In light of the functional data showing higher affinity of PAB1135 for double-stranded RNA oligonucleotides, we superposed the structures of the PAB1135, 2OGK, 1JJ2 (only Cα atoms) and 1MJI. The latter structure, from the L5 ribosomal protein of Thermus thermophilus, has the complete protein bound to RNA. The superposition of the PAB1135 model onto the 1JJ2 structure is seen in figure 5. The concave surface of the β-sheet of 1JJ2 is responsible for binding to a double-stranded RNA (dsRNA) region of the 23S rRNA. The size and shape are similar to the surface of PAB1135 although the nature of the residues does not have a clear equivalence (Figure 5). Analysis of the concave surface in the model shows a patch of basic residues formed by Arg11, Arg13, Arg106, His127, Arg129 and Lys131 on the exposed surface of the β-sheet and Lys65 and Lys133 on nearby loops (Figure 5B). Based on the presence of these residues we raised the hypothesis that this region could complex with and stabilize other negatively charged molecules such as the outside of a double-stranded RNA. These residues are not all present in other members of the UPF0201 family which might not bind to RNA. In addition to binding the 23S rRNA, the Thermus thermophilus L5 ribosomal protein also interacts with the 5S rRNA through a portion of the protein that is not present in the PAB1135 model and therefore was not considered a good RNA binding site.

Figure 5
figure 5

Superposition of the structures of the PAB1135, 2OGK, 1JJ2 and 1MJI. (A) Superposition of PAB1135 (green) and 1JJ2_D (orange) showing the β-sheet equivalence. (B) Protein interacting with the 23S dsRNA (magenta) through its concave surface.

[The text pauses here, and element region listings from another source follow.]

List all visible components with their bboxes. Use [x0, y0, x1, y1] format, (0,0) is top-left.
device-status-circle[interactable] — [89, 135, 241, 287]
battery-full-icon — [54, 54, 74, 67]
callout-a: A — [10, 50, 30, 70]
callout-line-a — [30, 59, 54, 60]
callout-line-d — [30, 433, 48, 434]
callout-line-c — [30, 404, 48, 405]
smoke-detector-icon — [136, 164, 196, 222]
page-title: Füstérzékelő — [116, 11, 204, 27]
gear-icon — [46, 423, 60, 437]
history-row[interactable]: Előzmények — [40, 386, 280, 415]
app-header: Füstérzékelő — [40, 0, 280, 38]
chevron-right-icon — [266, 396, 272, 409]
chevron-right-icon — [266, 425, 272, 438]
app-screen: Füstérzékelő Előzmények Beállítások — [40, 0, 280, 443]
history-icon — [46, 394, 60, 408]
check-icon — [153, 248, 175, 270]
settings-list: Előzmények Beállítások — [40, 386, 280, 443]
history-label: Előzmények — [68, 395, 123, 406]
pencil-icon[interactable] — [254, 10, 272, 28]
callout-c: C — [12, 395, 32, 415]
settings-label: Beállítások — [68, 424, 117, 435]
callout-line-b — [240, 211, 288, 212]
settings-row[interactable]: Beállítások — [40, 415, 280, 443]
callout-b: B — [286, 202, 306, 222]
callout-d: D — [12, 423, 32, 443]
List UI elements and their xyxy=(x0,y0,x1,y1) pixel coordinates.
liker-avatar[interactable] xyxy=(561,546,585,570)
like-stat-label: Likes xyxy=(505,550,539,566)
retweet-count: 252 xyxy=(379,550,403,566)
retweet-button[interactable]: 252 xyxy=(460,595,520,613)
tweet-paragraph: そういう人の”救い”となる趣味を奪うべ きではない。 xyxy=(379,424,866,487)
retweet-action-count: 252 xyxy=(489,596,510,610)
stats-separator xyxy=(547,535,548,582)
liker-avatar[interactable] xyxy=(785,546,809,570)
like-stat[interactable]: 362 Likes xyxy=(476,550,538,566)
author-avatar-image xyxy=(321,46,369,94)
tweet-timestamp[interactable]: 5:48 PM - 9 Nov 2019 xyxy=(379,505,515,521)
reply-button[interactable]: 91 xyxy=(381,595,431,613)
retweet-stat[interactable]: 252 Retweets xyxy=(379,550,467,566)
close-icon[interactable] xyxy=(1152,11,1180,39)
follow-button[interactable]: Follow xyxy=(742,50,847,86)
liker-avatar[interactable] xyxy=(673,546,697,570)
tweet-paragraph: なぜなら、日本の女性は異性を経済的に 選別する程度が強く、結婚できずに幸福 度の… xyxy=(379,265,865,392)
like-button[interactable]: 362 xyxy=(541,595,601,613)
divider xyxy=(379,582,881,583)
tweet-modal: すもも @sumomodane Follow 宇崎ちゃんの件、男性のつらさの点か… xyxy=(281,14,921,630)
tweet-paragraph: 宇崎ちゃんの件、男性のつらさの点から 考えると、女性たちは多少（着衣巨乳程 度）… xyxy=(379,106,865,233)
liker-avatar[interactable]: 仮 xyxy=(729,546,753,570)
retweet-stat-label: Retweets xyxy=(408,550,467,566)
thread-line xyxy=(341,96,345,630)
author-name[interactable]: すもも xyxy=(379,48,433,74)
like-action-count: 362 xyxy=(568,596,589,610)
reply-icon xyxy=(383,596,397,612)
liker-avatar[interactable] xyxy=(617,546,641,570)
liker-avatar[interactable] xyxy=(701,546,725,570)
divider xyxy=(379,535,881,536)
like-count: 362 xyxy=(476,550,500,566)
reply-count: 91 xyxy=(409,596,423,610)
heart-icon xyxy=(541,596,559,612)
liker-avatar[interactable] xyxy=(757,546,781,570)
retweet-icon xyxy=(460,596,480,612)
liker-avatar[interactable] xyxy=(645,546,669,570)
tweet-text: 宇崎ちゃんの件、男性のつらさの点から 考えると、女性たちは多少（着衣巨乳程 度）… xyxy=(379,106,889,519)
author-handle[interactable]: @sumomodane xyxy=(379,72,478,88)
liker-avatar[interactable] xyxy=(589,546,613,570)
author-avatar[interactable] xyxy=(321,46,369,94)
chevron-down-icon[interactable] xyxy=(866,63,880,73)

The 5S rRNA is shown in yellow.

Conclusions

We show that PAB1135 is highly conserved and its structure can be inferred by molecular modeling based on the crystal structures of archaeal UPF0201 proteins. Furthermore, as shown here, PAB1135 binds RNA in vitro, with higher affinity for structured RNAs, in accordance with the model's suggestion for the presence of an RNA binding scaffold in the protein. It is possible that PAB1135 binds structured RNAs in vivo, such as RNase P RNA and tRNAs.